For system operations, defenders try to run a tight ship (maintaining secure configuration, rapidly applying patches, detecting attacks), and attackers try to identify flaws and exploit them without being detected. A Fortune 50 company will have teams responsible for vulnerability scanning, ensuring best practices in system architecture, etc. A smaller company will have fewer resources. Defenders achieve some benefit from cooperation – providers of security tools are able to make large investments and to aggregate data across a wide pool of customers (noticing attack patterns). However, the benefits of these tools can be limited by the capacity for each customer’s security team to triage and address reports.
In aggregate, considerably more resources are spent on cyberdefense than cyberattack. Thus, systematic tools (such as automated vulnerability discovery) tend to favor defenders. However, attackers can focus their efforts unevenly, seeking out weak targets; less-systematic approaches (such as creatively scouting for flaws in a deployed system) favor attackers.
Availability of Data
Various forms of data are valuable for cybersecurity. Most simply, information about an attack can be used to develop rules for detecting similar attacks in the future. Defenders can use records of normal system operation to detect outliers that might indicate an attack, while attackers can use the same data to learn to disguise their activities. Many forms of data are useful for training AIs, so data will only become more valuable as the role of AI in cybersecurity grows.
Defenders may, in principle, have access to more data. For instance, they are in a position to gather extensive data regarding the operation of their own systems.

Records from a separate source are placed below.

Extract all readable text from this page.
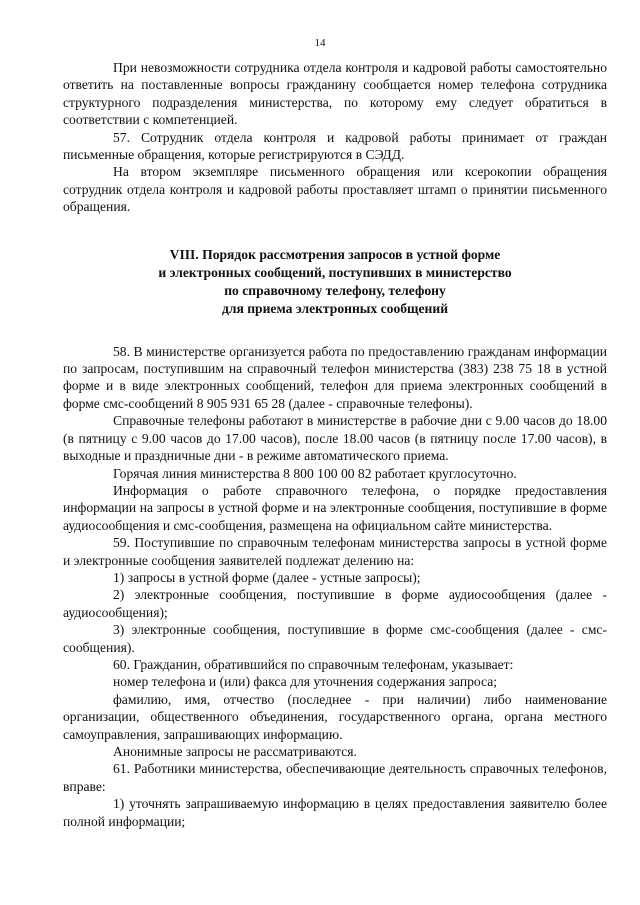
14

При невозможности сотрудника отдела контроля и кадровой работы самостоятельно ответить на поставленные вопросы гражданину сообщается номер телефона сотрудника структурного подразделения министерства, по которому ему следует обратиться в соответствии с компетенцией.

57. Сотрудник отдела контроля и кадровой работы принимает от граждан письменные обращения, которые регистрируются в СЭДД.

На втором экземпляре письменного обращения или ксерокопии обращения сотрудник отдела контроля и кадровой работы проставляет штамп о принятии письменного обращения.

VIII. Порядок рассмотрения запросов в устной форме
и электронных сообщений, поступивших в министерство
по справочному телефону, телефону
для приема электронных сообщений

58. В министерстве организуется работа по предоставлению гражданам информации по запросам, поступившим на справочный телефон министерства (383) 238 75 18 в устной форме и в виде электронных сообщений, телефон для приема электронных сообщений в форме смс-сообщений 8 905 931 65 28 (далее - справочные телефоны).

Справочные телефоны работают в министерстве в рабочие дни с 9.00 часов до 18.00 (в пятницу с 9.00 часов до 17.00 часов), после 18.00 часов (в пятницу после 17.00 часов), в выходные и праздничные дни - в режиме автоматического приема.

Горячая линия министерства 8 800 100 00 82 работает круглосуточно.

Информация о работе справочного телефона, о порядке предоставления информации на запросы в устной форме и на электронные сообщения, поступившие в форме аудиосообщения и смс-сообщения, размещена на официальном сайте министерства.

59. Поступившие по справочным телефонам министерства запросы в устной форме и электронные сообщения заявителей подлежат делению на:

1) запросы в устной форме (далее - устные запросы);

2) электронные сообщения, поступившие в форме аудиосообщения (далее - аудиосообщения);

3) электронные сообщения, поступившие в форме смс-сообщения (далее - смс-сообщения).

60. Гражданин, обратившийся по справочным телефонам, указывает:

номер телефона и (или) факса для уточнения содержания запроса;

фамилию, имя, отчество (последнее - при наличии) либо наименование организации, общественного объединения, государственного органа, органа местного самоуправления, запрашивающих информацию.

Анонимные запросы не рассматриваются.

61. Работники министерства, обеспечивающие деятельность справочных телефонов, вправе:

1) уточнять запрашиваемую информацию в целях предоставления заявителю более полной информации;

An important question is how how well attackers and defenders are able to share data. For instance, providers of security tools may be in a position to aggregate data across all of the customers they serve.
Implications For the Impact of AI
The considerations outlined on this page can help us predict the impact of any given advance in AI capabilities. The most impactful capabilities will be those which:
- Target the most expensive, rate-limiting steps in a particular attack scenario (see Attack Chain Analyses). In particular, a large impact may occur once multiple capabilities emerge that collectively target all of the rate-limiting steps.
- Increase the quality of attacks, rather than quantity. For instance, capabilities which allow an attack to be better targeted, or have a higher chance of success or be more likely to avoid detection. This helps attackers without requiring an increased volume of activity that can lead to detection or other thermostatic effects.
- Extend sophisticated attack capabilities to low-resourced attackers who may not be worried about retaliation or other consequences of an attack.
- Are much more useful to attackers than defenders.
In addition, there are systemic factors which will influence the overall impact of AI on cybersecurity:
- The faster capabilities evolve, the more difficulty defenders will have in keeping up. Attackers have less friction in deploying new capabilities.
- Tools that allow software bugs to be discovered prior to deployment should advantage defenders.
- Any advances that reduce friction for deploying updates to software and security systems will tip the scales toward defenders. However, it may be difficult to make progress in this area.
Further Reading
Will AI Make Cyber Swords or Shields?, a 2022 paper by Andrew Lohn and Krystal Jackson, provides an excellent and highly readable deeper dive into the ideas presented here.